Although the thermal conductivity of metal is better than that of gas and liquid, the contact between different solid parts of electrical components is far less than that of gas or liquid to solid, and the thermal resistance between interstitial Spaces is large, so the overall heat transmission efficiency of general conduction is lower than that of convection.

Electric heating elements whose heating medium is gas can be measured by a balanced ambient room calorimeter or a differential test room. The design of a suitable fin helps to obtain a low thermal resistance, and the fin efficiency of some traditional structures can be found in the engineering manual. In the real production process and under complex working conditions, different product structures can obtain different energy efficiency structures.

As for the energy efficiency assessment of resistance thermal elements whose heating medium dominated by conduction and convection is liquid, it can be simplified to the assessment of heat transfer through convective with liquid, because this assessment method has the most sufficient heat transmission and simple test method. And of course this is based on the fact that the liquid has a better capacity to retain heat without losing heat.

In addition to the infrared heating element, the utilization ratio of infrared radiation in the heat conduction of the heating element is generally not high, so the emissivity of the element is usually reduced to reduce the radiation emittance, so that the heat energy is transferred as far as possible through conduction and convection.
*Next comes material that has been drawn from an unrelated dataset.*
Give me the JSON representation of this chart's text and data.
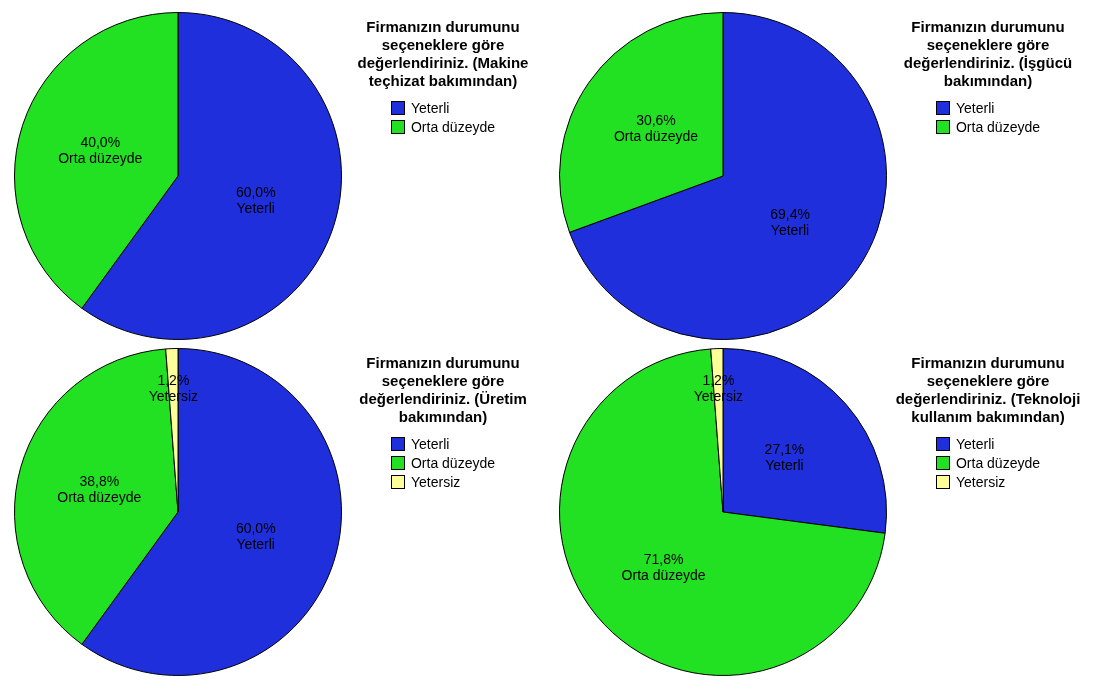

To sum up, the heating elements on the market have different processes and different heating media, and since the actual energy efficiency of the heating elements is greatly affected by the way they are installed, it is not possible to obtain accurate results in a single measurement when we obtain a new sample. With experience, less work can be done, but ultimately the heat transfer has to be analyzed through mathematical calculations of different ways. and can give great help on the improvement of the electric heating elements.